Hong Kong has raised property value limits for mortgage insurance and eased debt rules for first-time home buyers, which will allow them to buy more expensive homes.
The move drew mixed reaction as to whether it can stabilise high housing prices in the city, and prompted Citibank to warn that the looser debt rules could expose the banking system to asset quality risk.
First-time home buyers can now buy property valued at up to HK$8 million (US$1.02 million) in order to obtain a 90% loan under the Hong Kong Mortgage Corporation’s mortgage insurance programme, and up to HK$10 million for an 80% loan. The previous limits were HK$4 million and HK6 million, respectively.
The government-owned mortgage agency insures mortgage loans extended by banks, which can only lend to home buyers who have the insurance.
The government has also waived the 50% debt-to-income ratio requirement for first-time buyers, which means their monthly mortgage repayments can exceed half their salaries.
Hong Kong Chief Executive Carrie Lam announced the easier rules in her annual policy address on October 16, when they became effective, in a move to address housing needs in the city.
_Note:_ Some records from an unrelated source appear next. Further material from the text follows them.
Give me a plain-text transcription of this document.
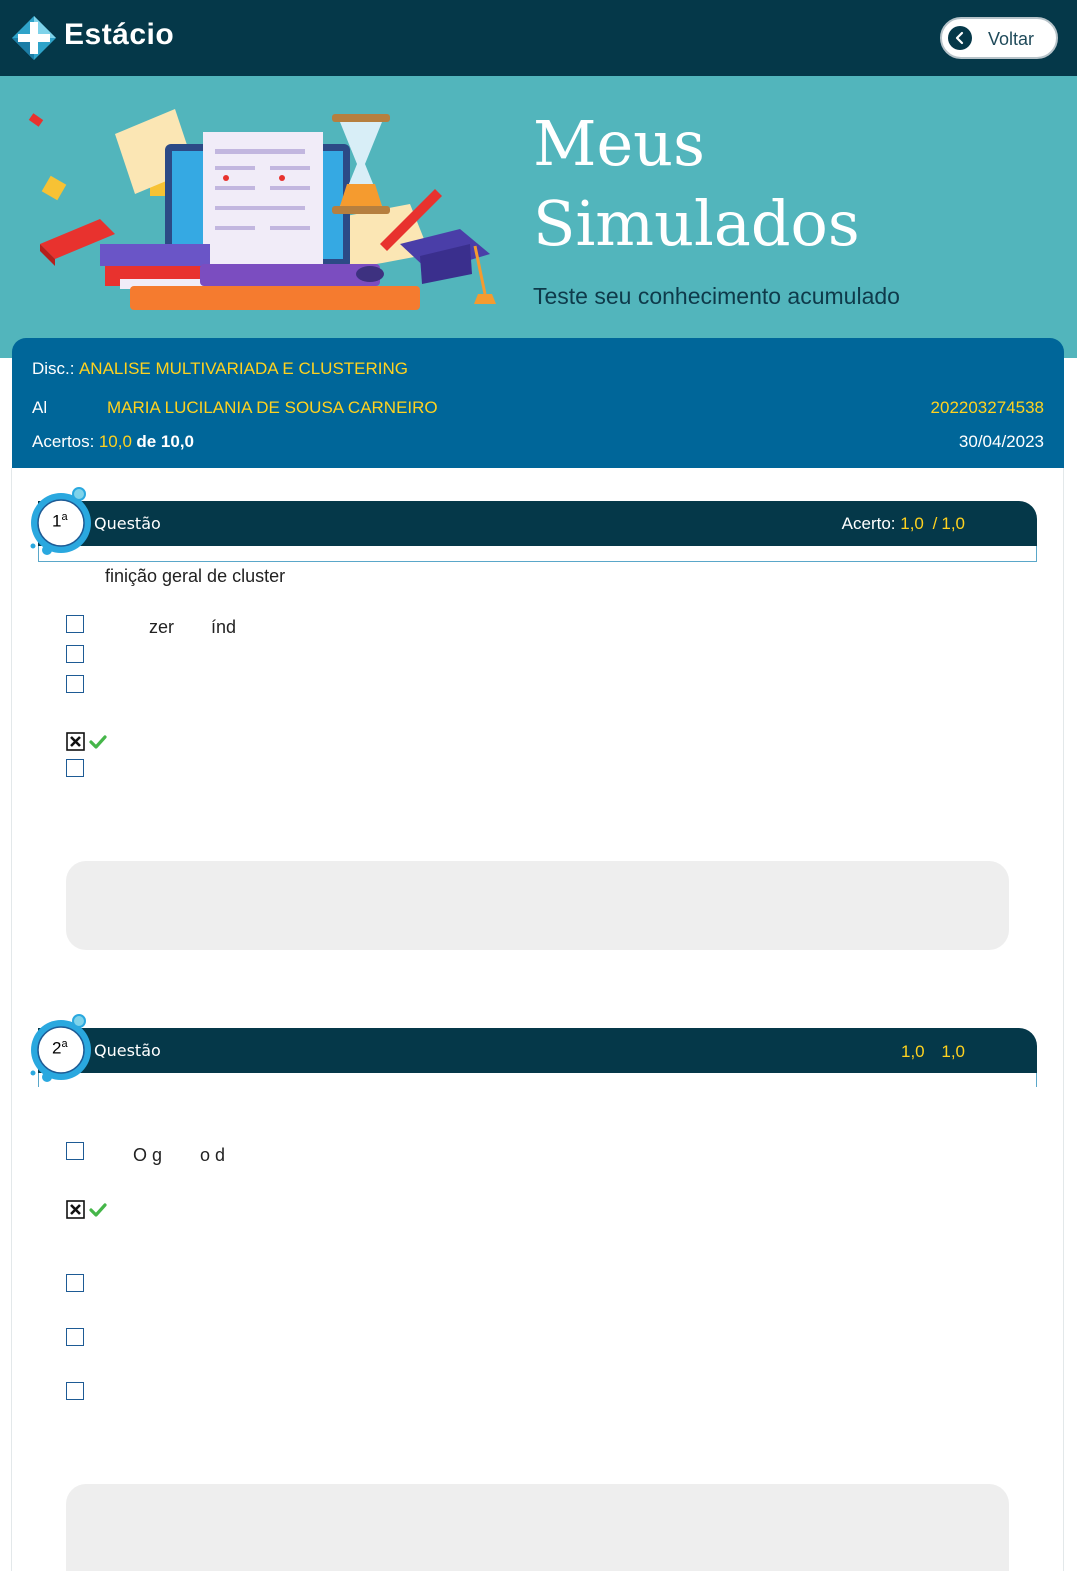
Estácio	Voltar
Meus
Simulados
Teste seu conhecimento acumulado
Disc.: ANALISE MULTIVARIADA E CLUSTERING
Al	MARIA LUCILANIA DE SOUSA CARNEIRO	202203274538
Acertos: 10,0 de 10,0	30/04/2023
Acerto: 1,0 / 1,0
1$^a$ Questão
finição geral de cluster
zer índ
1,0 1,0
2$^a$ Questão
O g o d
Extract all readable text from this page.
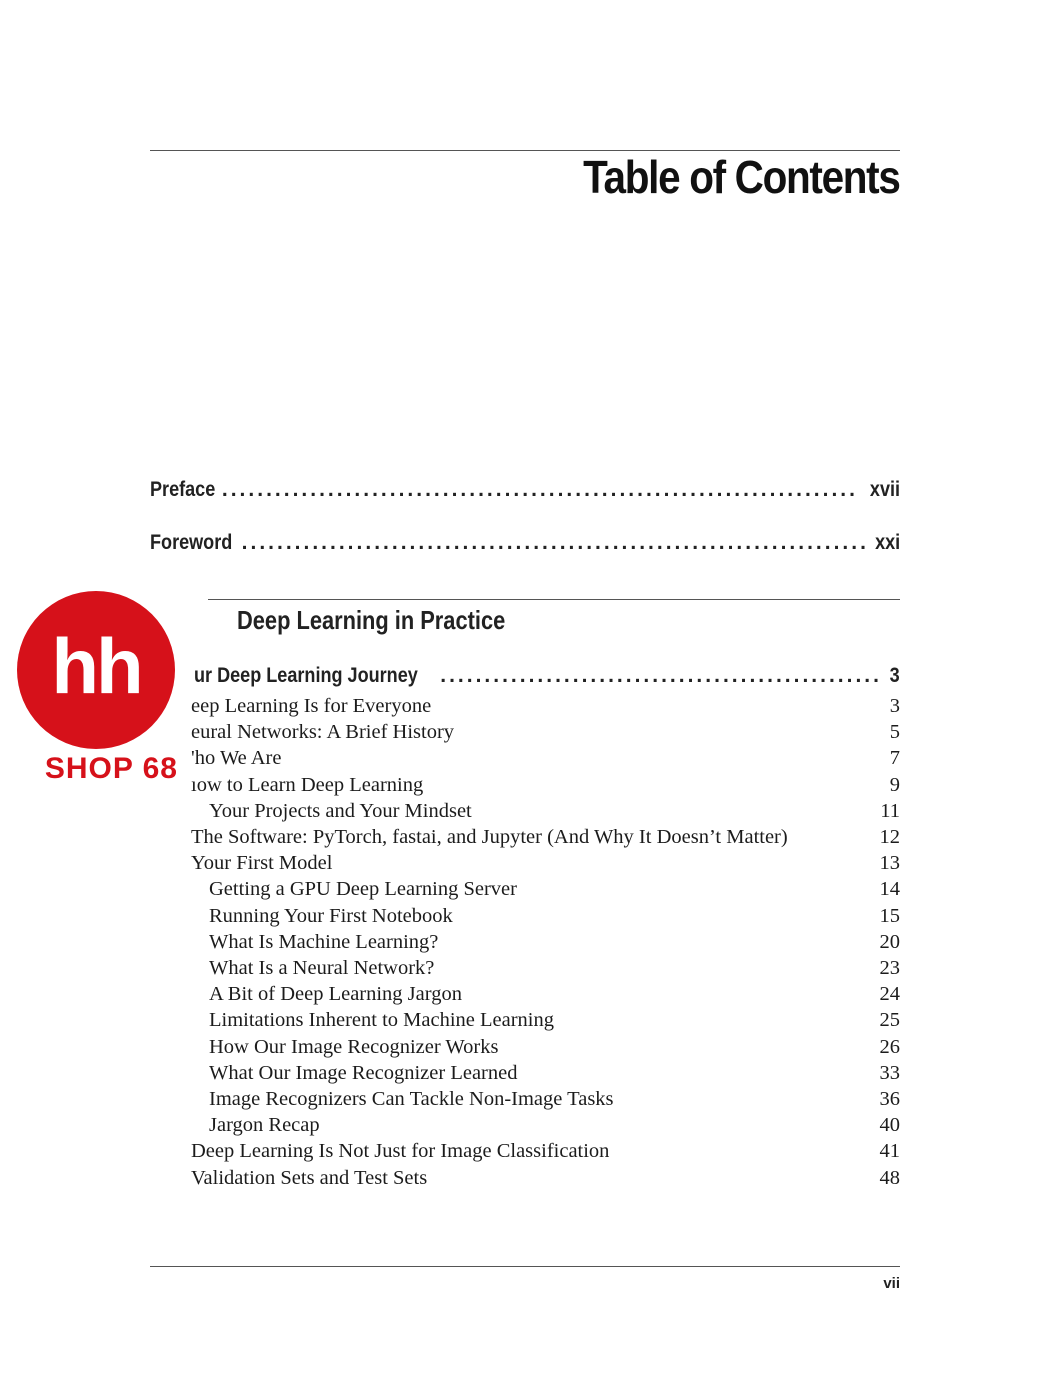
Table of Contents
Preface .....	xvii
Foreword .....	xxi
Deep Learning in Practice
ur Deep Learning Journey .....	3
eep Learning Is for Everyone	3
eural Networks: A Brief History	5
'ho We Are	7
ıow to Learn Deep Learning	9
Your Projects and Your Mindset	11
The Software: PyTorch, fastai, and Jupyter (And Why It Doesn’t Matter)	12
Your First Model	13
Getting a GPU Deep Learning Server	14
Running Your First Notebook	15
What Is Machine Learning?	20
What Is a Neural Network?	23
A Bit of Deep Learning Jargon	24
Limitations Inherent to Machine Learning	25
How Our Image Recognizer Works	26
What Our Image Recognizer Learned	33
Image Recognizers Can Tackle Non-Image Tasks	36
Jargon Recap	40
Deep Learning Is Not Just for Image Classification	41
Validation Sets and Test Sets	48
vii
hh
SHOP 68
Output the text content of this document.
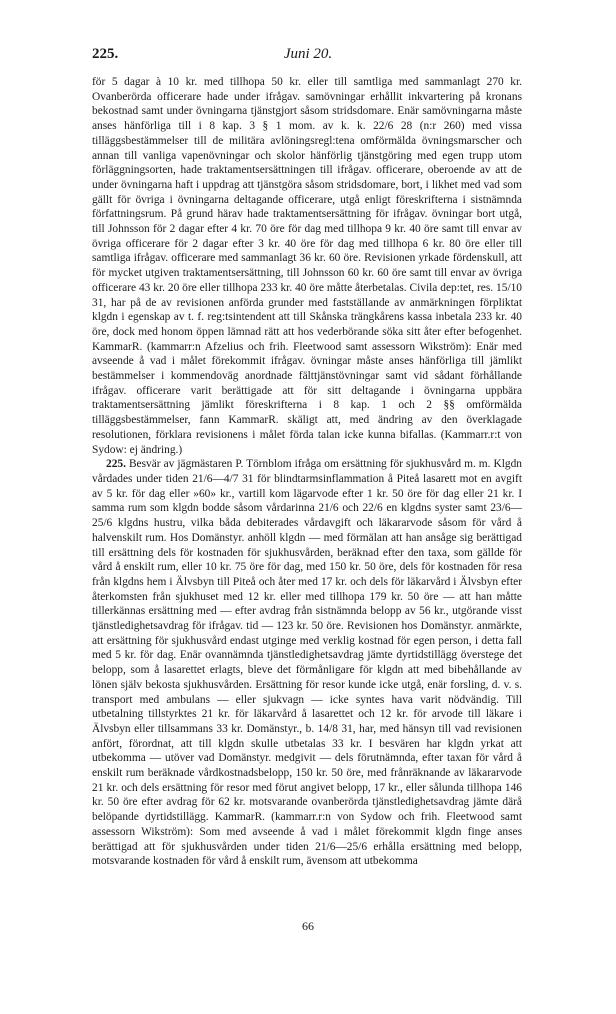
225.	Juni 20.

för 5 dagar à 10 kr. med tillhopa 50 kr. eller till samtliga med sammanlagt 270 kr. Ovanberörda officerare hade under ifrågav. samövningar erhållit inkvartering på kronans bekostnad samt under övningarna tjänstgjort såsom stridsdomare. Enär samövningarna måste anses hänförliga till i 8 kap. 3 § 1 mom. av k. k. 22/6 28 (n:r 260) med vissa tilläggsbestämmelser till de militära avlöningsregl:tena omförmälda övningsmarscher och annan till vanliga vapenövningar och skolor hänförlig tjänstgöring med egen trupp utom förläggningsorten, hade traktamentsersättningen till ifrågav. officerare, oberoende av att de under övningarna haft i uppdrag att tjänstgöra såsom stridsdomare, bort, i likhet med vad som gällt för övriga i övningarna deltagande officerare, utgå enligt föreskrifterna i sistnämnda författningsrum. På grund härav hade traktamentsersättning för ifrågav. övningar bort utgå, till Johnsson för 2 dagar efter 4 kr. 70 öre för dag med tillhopa 9 kr. 40 öre samt till envar av övriga officerare för 2 dagar efter 3 kr. 40 öre för dag med tillhopa 6 kr. 80 öre eller till samtliga ifrågav. officerare med sammanlagt 36 kr. 60 öre. Revisionen yrkade fördenskull, att för mycket utgiven traktamentsersättning, till Johnsson 60 kr. 60 öre samt till envar av övriga officerare 43 kr. 20 öre eller tillhopa 233 kr. 40 öre måtte återbetalas. Civila dep:tet, res. 15/10 31, har på de av revisionen anförda grunder med fastställande av anmärkningen förpliktat klgdn i egenskap av t. f. reg:tsintendent att till Skånska trängkårens kassa inbetala 233 kr. 40 öre, dock med honom öppen lämnad rätt att hos vederbörande söka sitt åter efter befogenhet. KammarR. (kammarr:n Afzelius och frih. Fleetwood samt assessorn Wikström): Enär med avseende å vad i målet förekommit ifrågav. övningar måste anses hänförliga till jämlikt bestämmelser i kommendoväg anordnade fälttjänstövningar samt vid sådant förhållande ifrågav. officerare varit berättigade att för sitt deltagande i övningarna uppbära traktamentsersättning jämlikt föreskrifterna i 8 kap. 1 och 2 §§ omförmälda tilläggsbestämmelser, fann KammarR. skäligt att, med ändring av den överklagade resolutionen, förklara revisionens i målet förda talan icke kunna bifallas. (Kammarr.r:t von Sydow: ej ändring.)

225. Besvär av jägmästaren P. Törnblom ifråga om ersättning för sjukhusvård m. m. Klgdn vårdades under tiden 21/6—4/7 31 för blindtarmsinflammation å Piteå lasarett mot en avgift av 5 kr. för dag eller »60» kr., vartill kom lägarvode efter 1 kr. 50 öre för dag eller 21 kr. I samma rum som klgdn bodde såsom vårdarinna 21/6 och 22/6 en klgdns syster samt 23/6—25/6 klgdns hustru, vilka båda debiterades vårdavgift och läkararvode såsom för vård å halvenskilt rum. Hos Domänstyr. anhöll klgdn — med förmälan att han ansåge sig berättigad till ersättning dels för kostnaden för sjukhusvården, beräknad efter den taxa, som gällde för vård å enskilt rum, eller 10 kr. 75 öre för dag, med 150 kr. 50 öre, dels för kostnaden för resa från klgdns hem i Älvsbyn till Piteå och åter med 17 kr. och dels för läkarvård i Älvsbyn efter återkomsten från sjukhuset med 12 kr. eller med tillhopa 179 kr. 50 öre — att han måtte tillerkännas ersättning med — efter avdrag från sistnämnda belopp av 56 kr., utgörande visst tjänstledighetsavdrag för ifrågav. tid — 123 kr. 50 öre. Revisionen hos Domänstyr. anmärkte, att ersättning för sjukhusvård endast utginge med verklig kostnad för egen person, i detta fall med 5 kr. för dag. Enär ovannämnda tjänstledighetsavdrag jämte dyrtidstillägg överstege det belopp, som å lasarettet erlagts, bleve det förmånligare för klgdn att med bibehållande av lönen själv bekosta sjukhusvården. Ersättning för resor kunde icke utgå, enär forsling, d. v. s. transport med ambulans — eller sjukvagn — icke syntes hava varit nödvändig. Till utbetalning tillstyrktes 21 kr. för läkarvård å lasarettet och 12 kr. för arvode till läkare i Älvsbyn eller tillsammans 33 kr. Domänstyr., b. 14/8 31, har, med hänsyn till vad revisionen anfört, förordnat, att till klgdn skulle utbetalas 33 kr. I besvären har klgdn yrkat att utbekomma — utöver vad Domänstyr. medgivit — dels förutnämnda, efter taxan för vård å enskilt rum beräknade vårdkostnadsbelopp, 150 kr. 50 öre, med frånräknande av läkararvode 21 kr. och dels ersättning för resor med förut angivet belopp, 17 kr., eller sålunda tillhopa 146 kr. 50 öre efter avdrag för 62 kr. motsvarande ovanberörda tjänstledighetsavdrag jämte därå belöpande dyrtidstillägg. KammarR. (kammarr.r:n von Sydow och frih. Fleetwood samt assessorn Wikström): Som med avseende å vad i målet förekommit klgdn finge anses berättigad att för sjukhusvården under tiden 21/6—25/6 erhålla ersättning med belopp, motsvarande kostnaden för vård å enskilt rum, ävensom att utbekomma

66
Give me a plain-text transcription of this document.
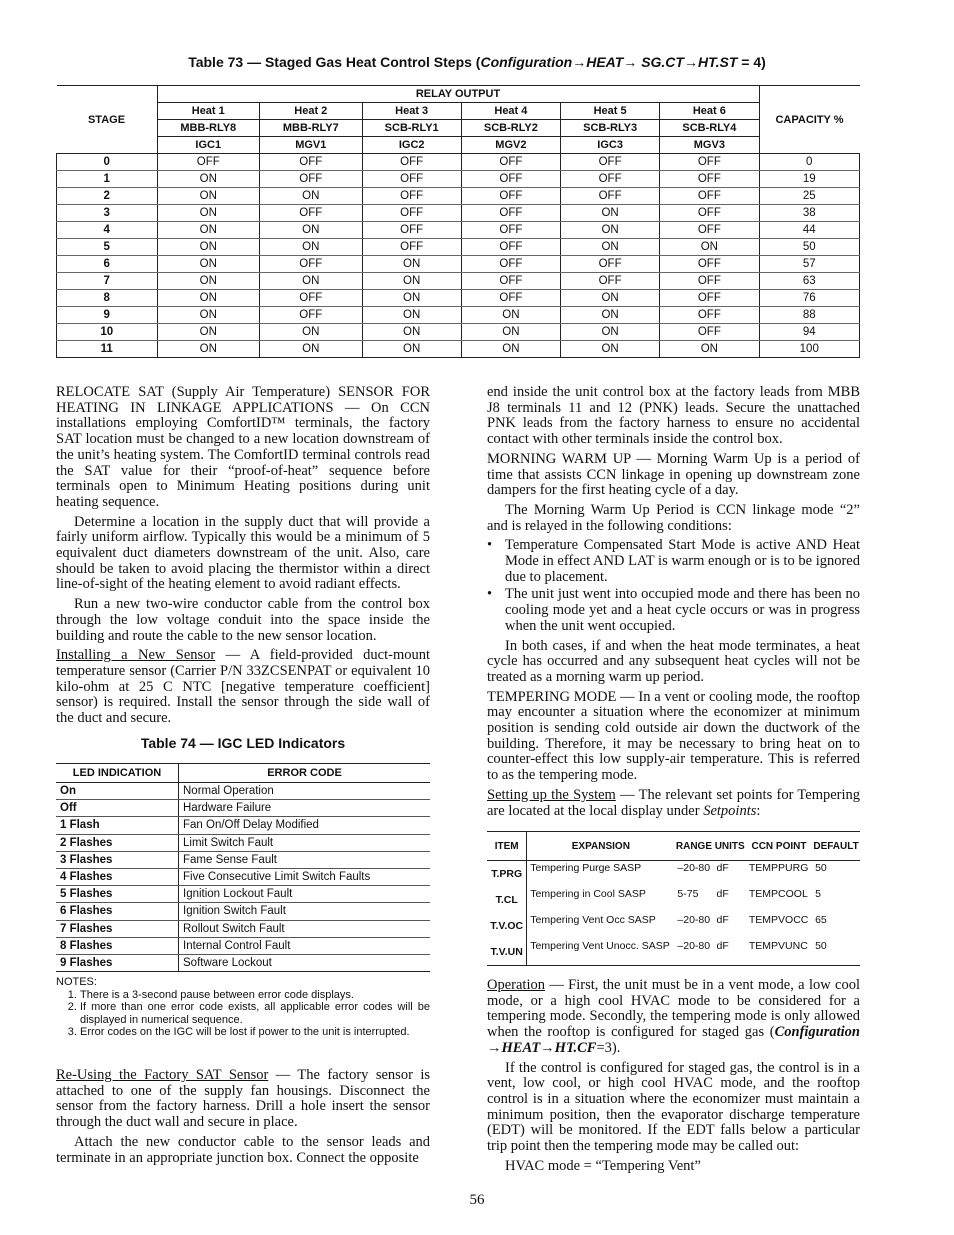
Table 73 — Staged Gas Heat Control Steps (Configuration→HEAT→ SG.CT→HT.ST = 4)
STAGE	RELAY OUTPUT						CAPACITY %
	Heat 1	Heat 2	Heat 3	Heat 4	Heat 5	Heat 6	
	MBB-RLY8	MBB-RLY7	SCB-RLY1	SCB-RLY2	SCB-RLY3	SCB-RLY4	
	IGC1	MGV1	IGC2	MGV2	IGC3	MGV3	
0	OFF	OFF	OFF	OFF	OFF	OFF	0
1	ON	OFF	OFF	OFF	OFF	OFF	19
2	ON	ON	OFF	OFF	OFF	OFF	25
3	ON	OFF	OFF	OFF	ON	OFF	38
4	ON	ON	OFF	OFF	ON	OFF	44
5	ON	ON	OFF	OFF	ON	ON	50
6	ON	OFF	ON	OFF	OFF	OFF	57
7	ON	ON	ON	OFF	OFF	OFF	63
8	ON	OFF	ON	OFF	ON	OFF	76
9	ON	OFF	ON	ON	ON	OFF	88
10	ON	ON	ON	ON	ON	OFF	94
11	ON	ON	ON	ON	ON	ON	100

RELOCATE SAT (Supply Air Temperature) SENSOR FOR HEATING IN LINKAGE APPLICATIONS — On CCN installations employing ComfortID™ terminals, the factory SAT location must be changed to a new location downstream of the unit’s heating system. The ComfortID terminal controls read the SAT value for their “proof-of-heat” sequence before terminals open to Minimum Heating positions during unit heating sequence.

Determine a location in the supply duct that will provide a fairly uniform airflow. Typically this would be a minimum of 5 equivalent duct diameters downstream of the unit. Also, care should be taken to avoid placing the thermistor within a direct line-of-sight of the heating element to avoid radiant effects.

Run a new two-wire conductor cable from the control box through the low voltage conduit into the space inside the building and route the cable to the new sensor location.

Installing a New Sensor — A field-provided duct-mount temperature sensor (Carrier P/N 33ZCSENPAT or equivalent 10 kilo-ohm at 25 C NTC [negative temperature coefficient] sensor) is required. Install the sensor through the side wall of the duct and secure.

Table 74 — IGC LED Indicators
LED INDICATION	ERROR CODE
On	Normal Operation
Off	Hardware Failure
1 Flash	Fan On/Off Delay Modified
2 Flashes	Limit Switch Fault
3 Flashes	Fame Sense Fault
4 Flashes	Five Consecutive Limit Switch Faults
5 Flashes	Ignition Lockout Fault
6 Flashes	Ignition Switch Fault
7 Flashes	Rollout Switch Fault
8 Flashes	Internal Control Fault
9 Flashes	Software Lockout
NOTES:
1. There is a 3-second pause between error code displays.
2. If more than one error code exists, all applicable error codes will be displayed in numerical sequence.
3. Error codes on the IGC will be lost if power to the unit is interrupted.

Re-Using the Factory SAT Sensor — The factory sensor is attached to one of the supply fan housings. Disconnect the sensor from the factory harness. Drill a hole insert the sensor through the duct wall and secure in place.

Attach the new conductor cable to the sensor leads and terminate in an appropriate junction box. Connect the opposite

end inside the unit control box at the factory leads from MBB J8 terminals 11 and 12 (PNK) leads. Secure the unattached PNK leads from the factory harness to ensure no accidental contact with other terminals inside the control box.

MORNING WARM UP — Morning Warm Up is a period of time that assists CCN linkage in opening up downstream zone dampers for the first heating cycle of a day.

The Morning Warm Up Period is CCN linkage mode “2” and is relayed in the following conditions:

• Temperature Compensated Start Mode is active AND Heat Mode in effect AND LAT is warm enough or is to be ignored due to placement.
• The unit just went into occupied mode and there has been no cooling mode yet and a heat cycle occurs or was in progress when the unit went occupied.

In both cases, if and when the heat mode terminates, a heat cycle has occurred and any subsequent heat cycles will not be treated as a morning warm up period.

TEMPERING MODE — In a vent or cooling mode, the rooftop may encounter a situation where the economizer at minimum position is sending cold outside air down the ductwork of the building. Therefore, it may be necessary to bring heat on to counter-effect this low supply-air temperature. This is referred to as the tempering mode.

Setting up the System — The relevant set points for Tempering are located at the local display under Setpoints:

ITEM	EXPANSION	RANGE	UNITS	CCN POINT	DEFAULT
T.PRG	Tempering Purge SASP	–20-80	dF	TEMPPURG	50
T.CL	Tempering in Cool SASP	5-75	dF	TEMPCOOL	5
T.V.OC	Tempering Vent Occ SASP	–20-80	dF	TEMPVOCC	65
T.V.UN	Tempering Vent Unocc. SASP	–20-80	dF	TEMPVUNC	50

Operation — First, the unit must be in a vent mode, a low cool mode, or a high cool HVAC mode to be considered for a tempering mode. Secondly, the tempering mode is only allowed when the rooftop is configured for staged gas (Configuration →HEAT→HT.CF=3).

If the control is configured for staged gas, the control is in a vent, low cool, or high cool HVAC mode, and the rooftop control is in a situation where the economizer must maintain a minimum position, then the evaporator discharge temperature (EDT) will be monitored. If the EDT falls below a particular trip point then the tempering mode may be called out:

HVAC mode = “Tempering Vent”

56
The new measures have already prompted some sellers to raise house prices but it’s unlikely to create a property market bubble, according to Terence Chong, associate professor of economics and executive director of Hong Kong’s Lau Chor Tak Institute of Global Economics and Finance.
“Only a small group of middle-class buyers benefit from the policy…They should have sufficient financial power to withstand the market impact even if the economic situation goes wrong,” Mr. Lau tells Asia Asset Management (AAM).
Shortage of land has driven up house prices in Hong Kong over the years. US urban planning consultancy Demographia has ranked Hong Kong as the world’s least affordable property market every year since 2002.
The Centa-City Leading Index, which mirrors residential property prices, hit a record high 190 points in June.
The index has dropped 4% since then because of the ongoing social unrest in Hong Kong and the US-China trade war, says Paul Tang, chief economist of Bank of East Asia, who expects the new measures to “help slow down its downside correction”.
But any increase in prices may be temporary, according to Patrick Ma, director for listed products and research at Hong Kong’s Admiral Investment.
Mr. Ma tells AAM that the property market “has entered into a downward cycle” and “potential buyers will seriously consider their affordability before moving into the market”.
Meanwhile, Citibank is warning about the risks that could arise from loosening the debt-to-income requirement.
It “would make the banking system more vulnerable to asset quality risks, potentially stemming from macro shocks or any property price correction”. Yafei Tian, an equity analyst at the bank, writes in a report on October 16.